Des milliers d'Israéliens se sont réunis près de la résidence du Premier ministre; un homme a été arrêté pour avoir projeté son véhicule contre les barrières

La police disperse des manifestants qui bloquaient une route pendant une manifestation contre le Premier ministre Benjamin Netanyahu aux abords de sa résidence officielle à Jérusalem, le 20 septembre 2020 (Crédit : Olivier Fitoussi/Flash90)
La police disperse des manifestants qui bloquaient une route pendant une manifestation contre le Premier ministre Benjamin Netanyahu aux abords de sa résidence officielle à Jérusalem, le 20 septembre 2020 (Crédit : Olivier Fitoussi/Flash90)

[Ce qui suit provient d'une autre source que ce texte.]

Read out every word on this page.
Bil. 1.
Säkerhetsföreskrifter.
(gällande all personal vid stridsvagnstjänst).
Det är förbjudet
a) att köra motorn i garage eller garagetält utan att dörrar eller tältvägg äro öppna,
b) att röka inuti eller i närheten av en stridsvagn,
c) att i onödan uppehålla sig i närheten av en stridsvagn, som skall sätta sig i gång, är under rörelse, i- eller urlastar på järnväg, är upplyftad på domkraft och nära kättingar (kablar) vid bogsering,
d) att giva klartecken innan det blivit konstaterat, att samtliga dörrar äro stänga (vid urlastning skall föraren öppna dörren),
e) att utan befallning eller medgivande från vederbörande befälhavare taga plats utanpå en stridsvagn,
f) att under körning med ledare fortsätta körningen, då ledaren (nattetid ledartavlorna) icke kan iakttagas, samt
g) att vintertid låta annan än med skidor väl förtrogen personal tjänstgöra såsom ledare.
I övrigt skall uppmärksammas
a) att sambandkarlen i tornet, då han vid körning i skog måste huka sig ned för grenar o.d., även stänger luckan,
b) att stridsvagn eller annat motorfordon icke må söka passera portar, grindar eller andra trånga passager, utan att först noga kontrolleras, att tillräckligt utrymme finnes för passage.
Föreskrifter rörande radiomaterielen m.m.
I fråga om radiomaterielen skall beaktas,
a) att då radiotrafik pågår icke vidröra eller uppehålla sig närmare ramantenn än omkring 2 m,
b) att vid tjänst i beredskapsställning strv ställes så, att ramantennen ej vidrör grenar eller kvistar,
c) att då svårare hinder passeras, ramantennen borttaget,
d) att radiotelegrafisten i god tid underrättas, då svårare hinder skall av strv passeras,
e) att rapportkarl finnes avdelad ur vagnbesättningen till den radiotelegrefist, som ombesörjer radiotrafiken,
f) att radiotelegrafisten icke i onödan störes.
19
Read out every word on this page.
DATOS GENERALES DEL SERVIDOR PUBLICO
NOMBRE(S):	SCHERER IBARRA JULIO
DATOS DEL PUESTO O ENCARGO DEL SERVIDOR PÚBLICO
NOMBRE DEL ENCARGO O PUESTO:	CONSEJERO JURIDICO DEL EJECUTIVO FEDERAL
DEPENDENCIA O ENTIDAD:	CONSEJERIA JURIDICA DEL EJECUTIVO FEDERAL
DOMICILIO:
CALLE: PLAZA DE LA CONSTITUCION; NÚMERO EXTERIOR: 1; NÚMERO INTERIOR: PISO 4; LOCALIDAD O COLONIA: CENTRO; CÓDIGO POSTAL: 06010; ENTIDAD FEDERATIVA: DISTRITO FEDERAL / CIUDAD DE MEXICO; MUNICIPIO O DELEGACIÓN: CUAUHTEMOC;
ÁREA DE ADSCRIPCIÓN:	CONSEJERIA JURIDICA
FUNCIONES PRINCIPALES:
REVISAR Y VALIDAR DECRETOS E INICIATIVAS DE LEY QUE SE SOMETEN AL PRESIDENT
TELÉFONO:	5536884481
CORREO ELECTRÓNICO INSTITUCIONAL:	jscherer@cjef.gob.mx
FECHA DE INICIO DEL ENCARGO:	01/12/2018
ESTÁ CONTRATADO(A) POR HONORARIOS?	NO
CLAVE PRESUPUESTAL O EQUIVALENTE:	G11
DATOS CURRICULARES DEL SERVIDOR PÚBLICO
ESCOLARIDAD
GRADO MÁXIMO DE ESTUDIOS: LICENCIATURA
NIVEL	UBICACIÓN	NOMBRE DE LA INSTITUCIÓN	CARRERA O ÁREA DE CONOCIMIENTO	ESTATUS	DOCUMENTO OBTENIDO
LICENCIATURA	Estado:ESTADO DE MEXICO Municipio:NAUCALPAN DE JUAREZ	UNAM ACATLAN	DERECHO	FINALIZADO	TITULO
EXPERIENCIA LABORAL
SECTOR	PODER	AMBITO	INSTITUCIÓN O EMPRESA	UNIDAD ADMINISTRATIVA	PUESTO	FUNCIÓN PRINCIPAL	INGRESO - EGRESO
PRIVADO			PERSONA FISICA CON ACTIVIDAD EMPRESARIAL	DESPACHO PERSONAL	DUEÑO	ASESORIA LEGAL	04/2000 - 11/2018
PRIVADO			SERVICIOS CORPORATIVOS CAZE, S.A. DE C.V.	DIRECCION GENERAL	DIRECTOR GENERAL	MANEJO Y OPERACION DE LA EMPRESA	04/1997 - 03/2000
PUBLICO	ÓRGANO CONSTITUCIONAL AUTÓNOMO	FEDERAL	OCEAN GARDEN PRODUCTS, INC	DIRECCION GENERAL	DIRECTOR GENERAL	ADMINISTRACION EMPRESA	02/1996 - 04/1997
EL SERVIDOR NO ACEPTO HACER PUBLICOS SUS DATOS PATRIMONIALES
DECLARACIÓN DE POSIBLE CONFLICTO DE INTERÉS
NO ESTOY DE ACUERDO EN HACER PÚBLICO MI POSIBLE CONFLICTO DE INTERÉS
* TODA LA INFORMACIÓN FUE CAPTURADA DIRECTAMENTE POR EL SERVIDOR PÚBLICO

La police a arrêté onze manifestants anti-gouvernementaux à Jérusalem, dimanche soir, à l’occasion du premier mouvement de protestation majeur depuis que l’Etat juif a mis en place son deuxième confinement national, un bouclage qui a pour objectif d’entraver la circulation du coronavirus.

Plusieurs milliers de personnes ont pris part à ce rassemblement hebdomadaire dénonçant le Premier ministre Benjamin Netanyahu, organisé aux abords de sa résidence officielle de Jérusalem. Des centaines d’Israéliens se sont aussi retrouvés devant sa résidence privée de la ville de Césarée, sur la côte.

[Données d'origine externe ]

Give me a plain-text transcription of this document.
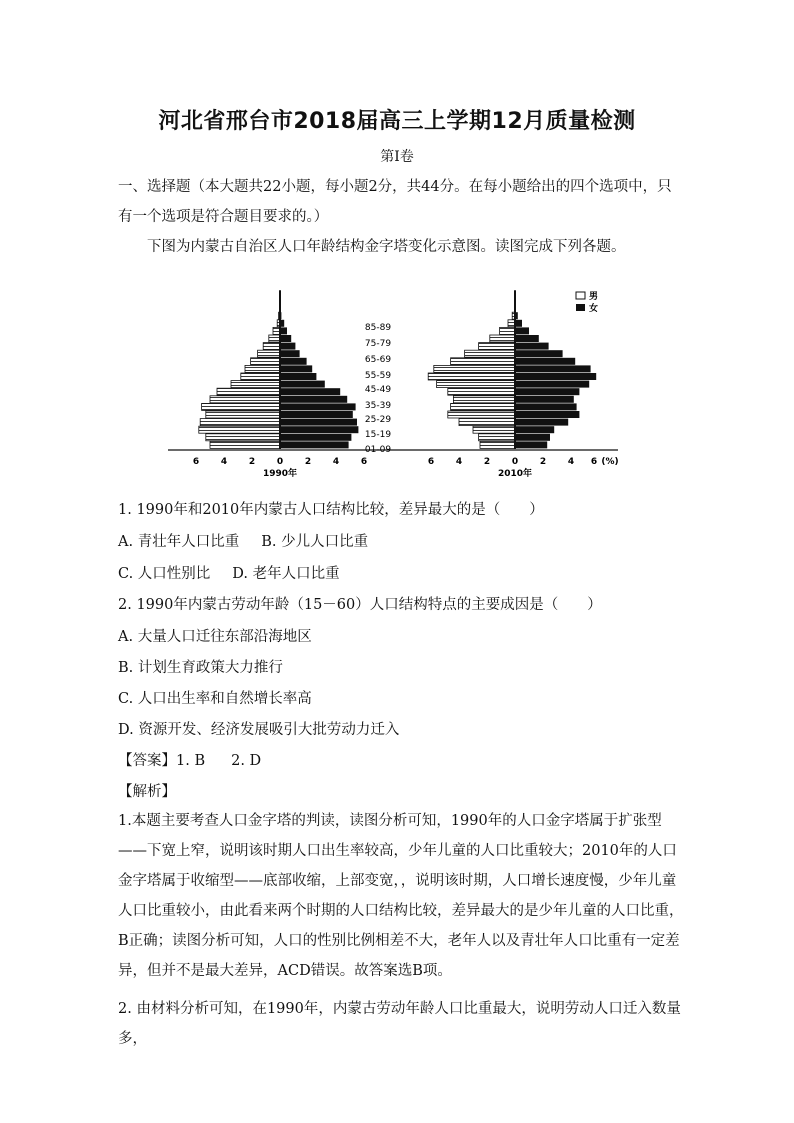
河北省邢台市2018届高三上学期12月质量检测
第Ⅰ卷
一、选择题（本大题共22小题，每小题2分，共44分。在每小题给出的四个选项中，只有一个选项是符合题目要求的。）
下图为内蒙古自治区人口年龄结构金字塔变化示意图。读图完成下列各题。
85-89
75-79
65-69
55-59
45-49
35-39
25-29
15-19
01-09
6 4 2 0 2 4 6
1990年
6 4 2 0 2 4 6 (%)
2010年
男
女
1. 1990年和2010年内蒙古人口结构比较，差异最大的是（　　）
A. 青壮年人口比重 B. 少儿人口比重
C. 人口性别比 D. 老年人口比重
2. 1990年内蒙古劳动年龄（15－60）人口结构特点的主要成因是（　　）
A. 大量人口迁往东部沿海地区
B. 计划生育政策大力推行
C. 人口出生率和自然增长率高
D. 资源开发、经济发展吸引大批劳动力迁入
【答案】1. B 2. D
【解析】
1.本题主要考查人口金字塔的判读，读图分析可知，1990年的人口金字塔属于扩张型——下宽上窄，说明该时期人口出生率较高，少年儿童的人口比重较大；2010年的人口金字塔属于收缩型——底部收缩，上部变宽，，说明该时期，人口增长速度慢，少年儿童人口比重较小，由此看来两个时期的人口结构比较，差异最大的是少年儿童的人口比重，B正确；读图分析可知，人口的性别比例相差不大，老年人以及青壮年人口比重有一定差异，但并不是最大差异，ACD错误。故答案选B项。
2. 由材料分析可知，在1990年，内蒙古劳动年龄人口比重最大，说明劳动人口迁入数量多，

Les manifestants arrêtés ont été accusés de troubles à l’ordre public et d’agressions à l’encontre des dépositaires de l’ordre public.

Si les mouvements de protestation ne sont pas soumis aux nouvelles restrictions émises sur les déplacements, les rassemblements et les commerces – des limitations qui ont été mises en vigueur vendredi, avant la fête de Rosh Hashana – la police avait annoncé, vendredi, que de nouvelles directives de distanciation sociale seraient applicables lors des rassemblements.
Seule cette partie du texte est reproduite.